# Thinking long term



## cobi (Apr 29, 2008)

Feels like eBike models currently have the potential to become obsolete (for lack of a better term) quicker than a regular bike due to how fast things are still evolving. 

Are you at all concerned about replacement part availability going forward (or at least more concerned than an analog bike)? 

Do the manufacturers guarantee they will continue making compatible motors, batteries, etc... for the full warrranty period (or beyond)?

Is there an after-market popping up to fill the void if the manufacturers aren't (used or refurbished parts)? 

Is it making you consider swapping bikes more frequently than you would with a regular bike to keep from getting stuck with a model that you can't get electric parts for?

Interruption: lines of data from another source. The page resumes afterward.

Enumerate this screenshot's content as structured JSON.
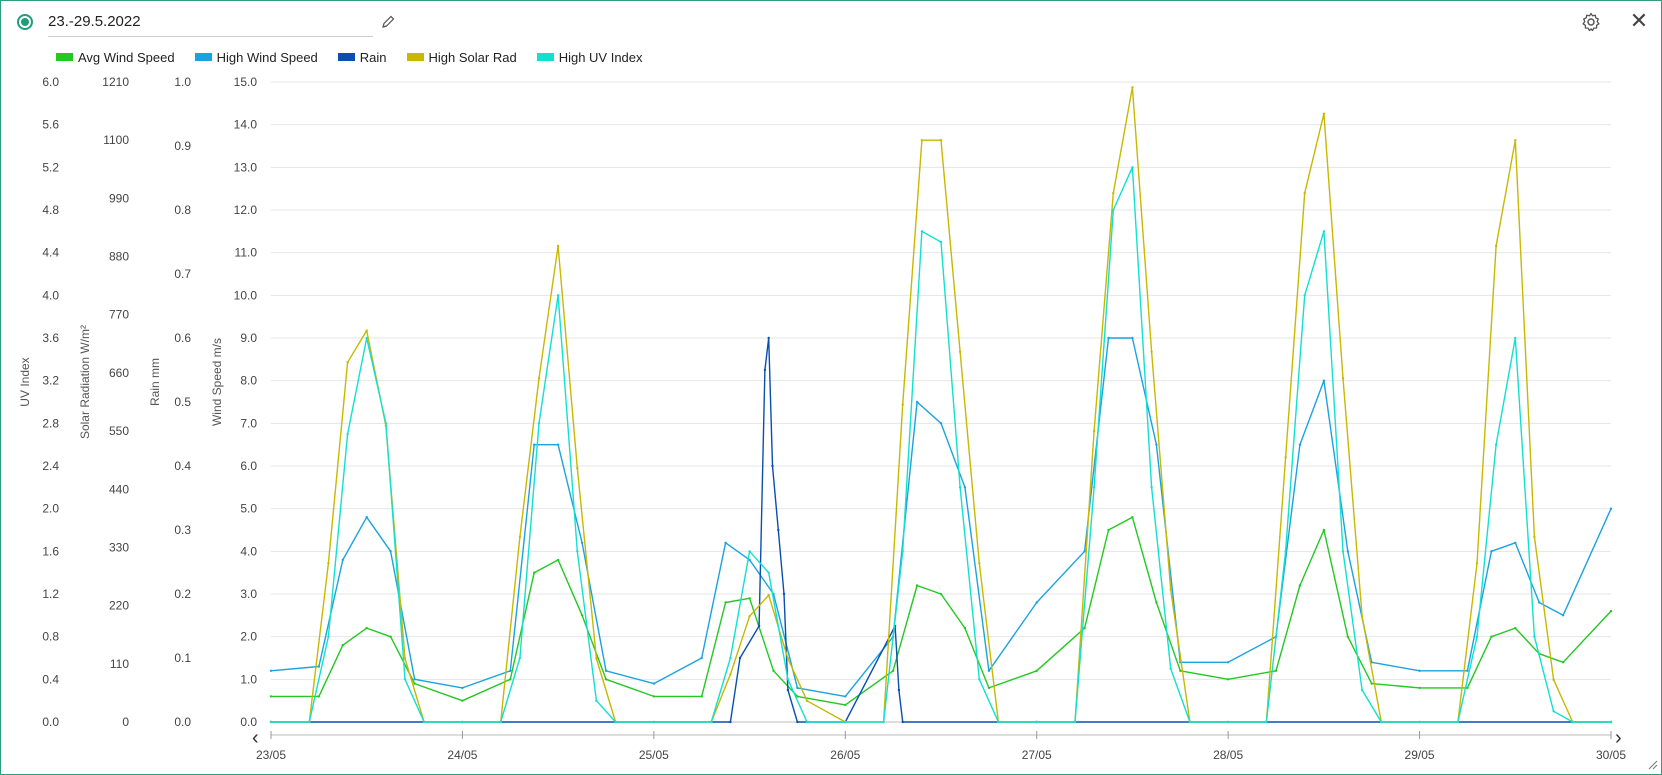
{
  "window": {
    "title": "23.-29.5.2022"
  },
  "icons": {
    "edit": "pencil-icon",
    "settings": "gear-icon",
    "close": "close-icon",
    "prev": "chevron-left-icon",
    "next": "chevron-right-icon"
  },
  "nav": {
    "prev_label": "‹",
    "next_label": "›",
    "close_label": "✕"
  },
  "chart_data": {
    "type": "line",
    "legend_placement": "top-left",
    "grid": true,
    "x": {
      "ticks": [
        "23/05",
        "24/05",
        "25/05",
        "26/05",
        "27/05",
        "28/05",
        "29/05",
        "30/05"
      ],
      "range_days": [
        0,
        7
      ]
    },
    "axes": [
      {
        "id": "uv",
        "title": "UV Index",
        "range": [
          0,
          6.0
        ],
        "ticks": [
          "6.0",
          "5.6",
          "5.2",
          "4.8",
          "4.4",
          "4.0",
          "3.6",
          "3.2",
          "2.8",
          "2.4",
          "2.0",
          "1.6",
          "1.2",
          "0.8",
          "0.4",
          "0.0"
        ]
      },
      {
        "id": "solar",
        "title": "Solar Radiation W/m²",
        "range": [
          0,
          1210
        ],
        "ticks": [
          "1210",
          "1100",
          "990",
          "880",
          "770",
          "660",
          "550",
          "440",
          "330",
          "220",
          "110",
          "0"
        ]
      },
      {
        "id": "rain",
        "title": "Rain mm",
        "range": [
          0,
          1.0
        ],
        "ticks": [
          "1.0",
          "0.9",
          "0.8",
          "0.7",
          "0.6",
          "0.5",
          "0.4",
          "0.3",
          "0.2",
          "0.1",
          "0.0"
        ]
      },
      {
        "id": "wind",
        "title": "Wind Speed m/s",
        "range": [
          0,
          15.0
        ],
        "ticks": [
          "15.0",
          "14.0",
          "13.0",
          "12.0",
          "11.0",
          "10.0",
          "9.0",
          "8.0",
          "7.0",
          "6.0",
          "5.0",
          "4.0",
          "3.0",
          "2.0",
          "1.0",
          "0.0"
        ]
      }
    ],
    "series": [
      {
        "name": "Avg Wind Speed",
        "color": "#22c922",
        "axis": "wind",
        "x": [
          0,
          0.25,
          0.375,
          0.5,
          0.625,
          0.75,
          1,
          1.25,
          1.375,
          1.5,
          1.625,
          1.75,
          2,
          2.25,
          2.375,
          2.5,
          2.625,
          2.75,
          3,
          3.25,
          3.375,
          3.5,
          3.625,
          3.75,
          4,
          4.25,
          4.375,
          4.5,
          4.625,
          4.75,
          5,
          5.25,
          5.375,
          5.5,
          5.625,
          5.75,
          6,
          6.25,
          6.375,
          6.5,
          6.625,
          6.75,
          7
        ],
        "values": [
          0.6,
          0.6,
          1.8,
          2.2,
          2.0,
          0.9,
          0.5,
          1.0,
          3.5,
          3.8,
          2.5,
          1.0,
          0.6,
          0.6,
          2.8,
          2.9,
          1.2,
          0.6,
          0.4,
          1.2,
          3.2,
          3.0,
          2.2,
          0.8,
          1.2,
          2.2,
          4.5,
          4.8,
          2.8,
          1.2,
          1.0,
          1.2,
          3.2,
          4.5,
          2.0,
          0.9,
          0.8,
          0.8,
          2.0,
          2.2,
          1.6,
          1.4,
          2.6
        ]
      },
      {
        "name": "High Wind Speed",
        "color": "#1aa3e0",
        "axis": "wind",
        "x": [
          0,
          0.25,
          0.375,
          0.5,
          0.625,
          0.75,
          1,
          1.25,
          1.375,
          1.5,
          1.625,
          1.75,
          2,
          2.25,
          2.375,
          2.5,
          2.625,
          2.75,
          3,
          3.25,
          3.375,
          3.5,
          3.625,
          3.75,
          4,
          4.25,
          4.375,
          4.5,
          4.625,
          4.75,
          5,
          5.25,
          5.375,
          5.5,
          5.625,
          5.75,
          6,
          6.25,
          6.375,
          6.5,
          6.625,
          6.75,
          7
        ],
        "values": [
          1.2,
          1.3,
          3.8,
          4.8,
          4.0,
          1.0,
          0.8,
          1.2,
          6.5,
          6.5,
          4.2,
          1.2,
          0.9,
          1.5,
          4.2,
          3.8,
          3.0,
          0.8,
          0.6,
          2.0,
          7.5,
          7.0,
          5.5,
          1.2,
          2.8,
          4.0,
          9.0,
          9.0,
          6.5,
          1.4,
          1.4,
          2.0,
          6.5,
          8.0,
          4.0,
          1.4,
          1.2,
          1.2,
          4.0,
          4.2,
          2.8,
          2.5,
          5.0
        ]
      },
      {
        "name": "Rain",
        "color": "#0a4fb0",
        "axis": "rain",
        "x": [
          0,
          2.4,
          2.45,
          2.55,
          2.58,
          2.6,
          2.62,
          2.65,
          2.68,
          2.7,
          2.75,
          2.8,
          3.0,
          3.26,
          3.28,
          3.3,
          4.0,
          7
        ],
        "values": [
          0,
          0,
          0.1,
          0.15,
          0.55,
          0.6,
          0.4,
          0.3,
          0.2,
          0.05,
          0,
          0,
          0,
          0.15,
          0.05,
          0,
          0,
          0
        ]
      },
      {
        "name": "High Solar Rad",
        "color": "#c8b800",
        "axis": "solar",
        "x": [
          0,
          0.2,
          0.3,
          0.4,
          0.5,
          0.6,
          0.7,
          0.8,
          1.0,
          1.2,
          1.3,
          1.4,
          1.5,
          1.6,
          1.7,
          1.8,
          2.0,
          2.3,
          2.4,
          2.5,
          2.6,
          2.7,
          2.8,
          3.0,
          3.2,
          3.3,
          3.4,
          3.5,
          3.6,
          3.7,
          3.8,
          4.0,
          4.2,
          4.3,
          4.4,
          4.5,
          4.6,
          4.7,
          4.8,
          5.0,
          5.2,
          5.3,
          5.4,
          5.5,
          5.6,
          5.7,
          5.8,
          6.0,
          6.2,
          6.3,
          6.4,
          6.5,
          6.6,
          6.7,
          6.8,
          7
        ],
        "values": [
          0,
          0,
          300,
          680,
          740,
          560,
          120,
          0,
          0,
          0,
          350,
          650,
          900,
          480,
          120,
          0,
          0,
          0,
          90,
          200,
          240,
          120,
          40,
          0,
          0,
          600,
          1100,
          1100,
          700,
          300,
          0,
          0,
          0,
          550,
          1000,
          1200,
          700,
          250,
          0,
          0,
          0,
          500,
          1000,
          1150,
          650,
          200,
          0,
          0,
          0,
          300,
          900,
          1100,
          350,
          80,
          0,
          0
        ]
      },
      {
        "name": "High UV Index",
        "color": "#12e0d0",
        "axis": "uv",
        "x": [
          0,
          0.2,
          0.3,
          0.4,
          0.5,
          0.6,
          0.7,
          0.8,
          1.0,
          1.2,
          1.3,
          1.4,
          1.5,
          1.6,
          1.7,
          1.8,
          2.0,
          2.3,
          2.4,
          2.5,
          2.6,
          2.7,
          2.8,
          3.0,
          3.2,
          3.3,
          3.4,
          3.5,
          3.6,
          3.7,
          3.8,
          4.0,
          4.2,
          4.3,
          4.4,
          4.5,
          4.6,
          4.7,
          4.8,
          5.0,
          5.2,
          5.3,
          5.4,
          5.5,
          5.6,
          5.7,
          5.8,
          6.0,
          6.2,
          6.3,
          6.4,
          6.5,
          6.6,
          6.7,
          6.8,
          7
        ],
        "values": [
          0,
          0,
          0.8,
          2.7,
          3.6,
          2.8,
          0.4,
          0,
          0,
          0,
          0.6,
          2.8,
          4.0,
          1.6,
          0.2,
          0,
          0,
          0,
          0.6,
          1.6,
          1.4,
          0.4,
          0,
          0,
          0,
          1.6,
          4.6,
          4.5,
          2.2,
          0.4,
          0,
          0,
          0,
          2.2,
          4.8,
          5.2,
          2.2,
          0.5,
          0,
          0,
          0,
          1.6,
          4.0,
          4.6,
          1.6,
          0.3,
          0,
          0,
          0,
          0.8,
          2.6,
          3.6,
          0.8,
          0.1,
          0,
          0
        ]
      }
    ]
  }
}
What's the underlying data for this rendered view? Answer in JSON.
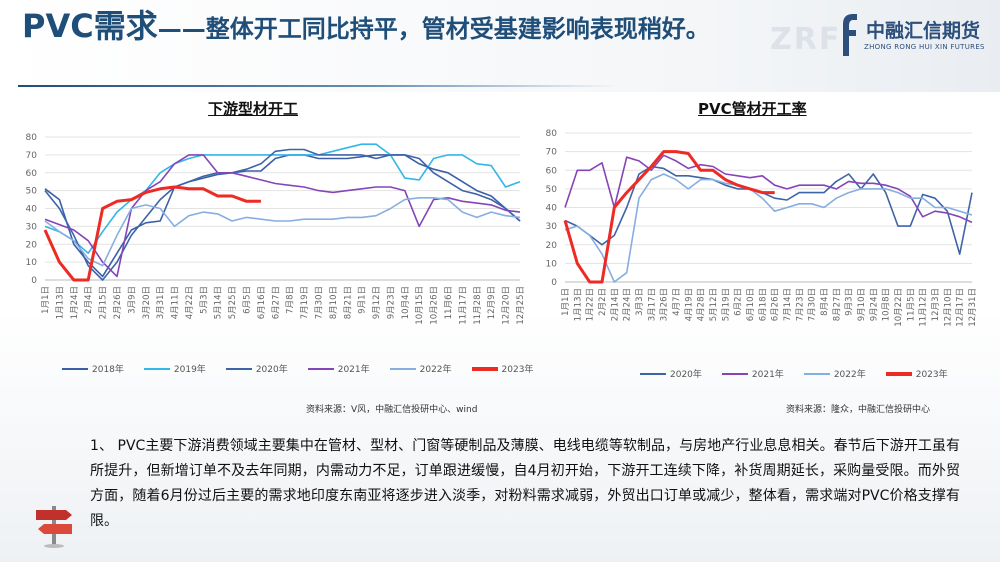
{
  "title": {
    "main": "PVC需求",
    "rest": "——整体开工同比持平，管材受基建影响表现稍好。"
  },
  "logo": {
    "watermark": "ZRF",
    "cn": "中融汇信期货",
    "en": "ZHONG RONG HUI XIN FUTURES"
  },
  "colors": {
    "title": "#1f4e79",
    "s2018": "#3a5fa8",
    "s2019": "#33b6e8",
    "s2020": "#3e64a8",
    "s2021": "#8545b8",
    "s2022": "#87aee0",
    "s2023": "#ee2a24"
  },
  "chart_data": [
    {
      "type": "line",
      "title": "下游型材开工",
      "ylim": [
        0,
        80
      ],
      "yticks": [
        0,
        10,
        20,
        30,
        40,
        50,
        60,
        70,
        80
      ],
      "grid": true,
      "legend_position": "bottom",
      "xticks": [
        "1月1日",
        "1月13日",
        "1月24日",
        "2月4日",
        "2月15日",
        "2月26日",
        "3月9日",
        "3月20日",
        "3月31日",
        "4月11日",
        "4月22日",
        "5月3日",
        "5月14日",
        "5月25日",
        "6月5日",
        "6月16日",
        "6月27日",
        "7月8日",
        "7月19日",
        "7月30日",
        "8月10日",
        "8月21日",
        "9月1日",
        "9月12日",
        "9月23日",
        "10月4日",
        "10月15日",
        "10月26日",
        "11月6日",
        "11月17日",
        "11月28日",
        "12月9日",
        "12月20日",
        "12月25日"
      ],
      "series": [
        {
          "name": "2018年",
          "color": "#3a5fa8",
          "x": [
            0,
            1,
            2,
            3,
            4,
            5,
            6,
            7,
            8,
            9,
            10,
            11,
            12,
            13,
            14,
            15,
            16,
            17,
            18,
            19,
            20,
            21,
            22,
            23,
            24,
            25,
            26,
            27,
            28,
            29,
            30,
            31,
            32,
            33
          ],
          "values": [
            51,
            45,
            20,
            10,
            2,
            15,
            28,
            32,
            33,
            52,
            55,
            57,
            59,
            60,
            61,
            61,
            68,
            70,
            70,
            68,
            68,
            68,
            69,
            70,
            70,
            70,
            65,
            62,
            60,
            55,
            50,
            47,
            40,
            33
          ]
        },
        {
          "name": "2019年",
          "color": "#33b6e8",
          "x": [
            0,
            1,
            2,
            3,
            4,
            5,
            6,
            7,
            8,
            9,
            10,
            11,
            12,
            13,
            14,
            15,
            16,
            17,
            18,
            19,
            20,
            21,
            22,
            23,
            24,
            25,
            26,
            27,
            28,
            29,
            30,
            31,
            32,
            33
          ],
          "values": [
            30,
            27,
            22,
            15,
            27,
            38,
            45,
            50,
            60,
            65,
            68,
            70,
            70,
            70,
            70,
            70,
            70,
            70,
            70,
            70,
            72,
            74,
            76,
            76,
            70,
            57,
            56,
            68,
            70,
            70,
            65,
            64,
            52,
            55
          ]
        },
        {
          "name": "2020年",
          "color": "#3e64a8",
          "x": [
            0,
            1,
            2,
            3,
            4,
            5,
            6,
            7,
            8,
            9,
            10,
            11,
            12,
            13,
            14,
            15,
            16,
            17,
            18,
            19,
            20,
            21,
            22,
            23,
            24,
            25,
            26,
            27,
            28,
            29,
            30,
            31,
            32,
            33
          ],
          "values": [
            50,
            40,
            25,
            8,
            0,
            10,
            25,
            35,
            45,
            52,
            55,
            58,
            60,
            60,
            62,
            65,
            72,
            73,
            73,
            70,
            70,
            70,
            70,
            68,
            70,
            70,
            68,
            60,
            55,
            50,
            48,
            45,
            40,
            33
          ]
        },
        {
          "name": "2021年",
          "color": "#8545b8",
          "x": [
            0,
            1,
            2,
            3,
            4,
            5,
            6,
            7,
            8,
            9,
            10,
            11,
            12,
            13,
            14,
            15,
            16,
            17,
            18,
            19,
            20,
            21,
            22,
            23,
            24,
            25,
            26,
            27,
            28,
            29,
            30,
            31,
            32,
            33
          ],
          "values": [
            34,
            31,
            28,
            22,
            10,
            2,
            40,
            50,
            55,
            65,
            70,
            70,
            60,
            60,
            58,
            56,
            54,
            53,
            52,
            50,
            49,
            50,
            51,
            52,
            52,
            50,
            30,
            45,
            46,
            44,
            43,
            42,
            39,
            38
          ]
        },
        {
          "name": "2022年",
          "color": "#87aee0",
          "x": [
            0,
            1,
            2,
            3,
            4,
            5,
            6,
            7,
            8,
            9,
            10,
            11,
            12,
            13,
            14,
            15,
            16,
            17,
            18,
            19,
            20,
            21,
            22,
            23,
            24,
            25,
            26,
            27,
            28,
            29,
            30,
            31,
            32,
            33
          ],
          "values": [
            33,
            27,
            22,
            12,
            8,
            25,
            40,
            42,
            40,
            30,
            36,
            38,
            37,
            33,
            35,
            34,
            33,
            33,
            34,
            34,
            34,
            35,
            35,
            36,
            40,
            45,
            46,
            46,
            45,
            38,
            35,
            38,
            36,
            35
          ]
        },
        {
          "name": "2023年",
          "color": "#ee2a24",
          "x": [
            0,
            1,
            2,
            3,
            4,
            5,
            6,
            7,
            8,
            9,
            10,
            11,
            12,
            13,
            14,
            15
          ],
          "values": [
            28,
            10,
            0,
            0,
            40,
            44,
            45,
            49,
            51,
            52,
            51,
            51,
            47,
            47,
            44,
            44
          ]
        }
      ]
    },
    {
      "type": "line",
      "title": "PVC管材开工率",
      "ylim": [
        0,
        80
      ],
      "yticks": [
        0,
        10,
        20,
        30,
        40,
        50,
        60,
        70,
        80
      ],
      "grid": true,
      "legend_position": "bottom",
      "xticks": [
        "1月1日",
        "1月13日",
        "1月22日",
        "2月2日",
        "2月14日",
        "2月24日",
        "3月3日",
        "3月17日",
        "3月26日",
        "4月7日",
        "4月19日",
        "4月28日",
        "5月12日",
        "5月19日",
        "6月2日",
        "6月10日",
        "6月18日",
        "6月26日",
        "7月14日",
        "7月23日",
        "7月30日",
        "8月4日",
        "8月27日",
        "9月3日",
        "9月10日",
        "9月24日",
        "10月8日",
        "10月22日",
        "11月5日",
        "11月12日",
        "12月3日",
        "12月10日",
        "12月17日",
        "12月31日"
      ],
      "series": [
        {
          "name": "2020年",
          "color": "#3e64a8",
          "x": [
            0,
            1,
            2,
            3,
            4,
            5,
            6,
            7,
            8,
            9,
            10,
            11,
            12,
            13,
            14,
            15,
            16,
            17,
            18,
            19,
            20,
            21,
            22,
            23,
            24,
            25,
            26,
            27,
            28,
            29,
            30,
            31,
            32,
            33
          ],
          "values": [
            33,
            30,
            25,
            20,
            25,
            40,
            58,
            62,
            61,
            57,
            57,
            56,
            55,
            52,
            50,
            50,
            48,
            45,
            44,
            48,
            48,
            48,
            54,
            58,
            50,
            58,
            48,
            30,
            30,
            47,
            45,
            38,
            15,
            48
          ]
        },
        {
          "name": "2021年",
          "color": "#8545b8",
          "x": [
            0,
            1,
            2,
            3,
            4,
            5,
            6,
            7,
            8,
            9,
            10,
            11,
            12,
            13,
            14,
            15,
            16,
            17,
            18,
            19,
            20,
            21,
            22,
            23,
            24,
            25,
            26,
            27,
            28,
            29,
            30,
            31,
            32,
            33
          ],
          "values": [
            40,
            60,
            60,
            64,
            40,
            67,
            65,
            60,
            68,
            65,
            61,
            63,
            62,
            58,
            57,
            56,
            57,
            52,
            50,
            52,
            52,
            52,
            50,
            54,
            53,
            53,
            52,
            50,
            46,
            35,
            38,
            37,
            35,
            32
          ]
        },
        {
          "name": "2022年",
          "color": "#87aee0",
          "x": [
            0,
            1,
            2,
            3,
            4,
            5,
            6,
            7,
            8,
            9,
            10,
            11,
            12,
            13,
            14,
            15,
            16,
            17,
            18,
            19,
            20,
            21,
            22,
            23,
            24,
            25,
            26,
            27,
            28,
            29,
            30,
            31,
            32,
            33
          ],
          "values": [
            28,
            30,
            25,
            15,
            0,
            5,
            45,
            55,
            58,
            55,
            50,
            55,
            55,
            53,
            52,
            50,
            45,
            38,
            40,
            42,
            42,
            40,
            45,
            48,
            50,
            50,
            50,
            48,
            45,
            45,
            40,
            40,
            38,
            36
          ]
        },
        {
          "name": "2023年",
          "color": "#ee2a24",
          "x": [
            0,
            1,
            2,
            3,
            4,
            5,
            6,
            7,
            8,
            9,
            10,
            11,
            12,
            13,
            14,
            15,
            16,
            17
          ],
          "values": [
            33,
            10,
            0,
            0,
            40,
            48,
            55,
            62,
            70,
            70,
            69,
            60,
            60,
            55,
            52,
            50,
            48,
            48
          ]
        }
      ]
    }
  ],
  "sources": [
    "资料来源：V风，中融汇信投研中心、wind",
    "资料来源：隆众，中融汇信投研中心"
  ],
  "body": "1、 PVC主要下游消费领域主要集中在管材、型材、门窗等硬制品及薄膜、电线电缆等软制品，与房地产行业息息相关。春节后下游开工虽有所提升，但新增订单不及去年同期，内需动力不足，订单跟进缓慢，自4月初开始，下游开工连续下降，补货周期延长，采购量受限。而外贸方面，随着6月份过后主要的需求地印度东南亚将逐步进入淡季，对粉料需求减弱，外贸出口订单或减少，整体看，需求端对PVC价格支撑有限。"
}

I mean we all complain about never ending standards shift on bikes, but what if you need a specific motor or battery that isn't being produced anymore. I'd have to assume the manufacturers are keeping this in mind. Surely they wouldn't just want you to buy ANOTHER bike


----------



## RickBullottaPA (Mar 4, 2015)

cobi said:


> Feels like eBike models currently have the potential to become obsolete (for lack of a better term) quicker than a regular bike due to how fast things are still evolving.
> 
> Are you at all concerned about replacement part availability going forward (or at least more concerned than an analog bike)?
> 
> ...


Always concerned about future parts availability, which is why I stick to well known brands for bikes and components. The risk isn't primarily that the parts won't be available, but that they'll be scarce with long waits. I did buy an extra Shimano battery because they have a tendency to lose capacity and new ones can be difficult to find.

Aftermarket will be unlikely except perhaps for batteries.

I won't be rotating eMTBs any more frequently than regular MTBs. It would require the bike to be unrepairable or some new compelling technology available. I think the next wave of eMTB innovation is about 12-18 months out. I'm going to wait it out.


----------



## fos'l (May 27, 2009)

Batteries can be rebuilt and motors repaired (probably), so I'm not worried. My Yamaha, a 2017, shows no signs of needing either. DIY bikes should be OK since there are companies with replacement controllers, gears etc. My BBS02 has been perfect for five years.


----------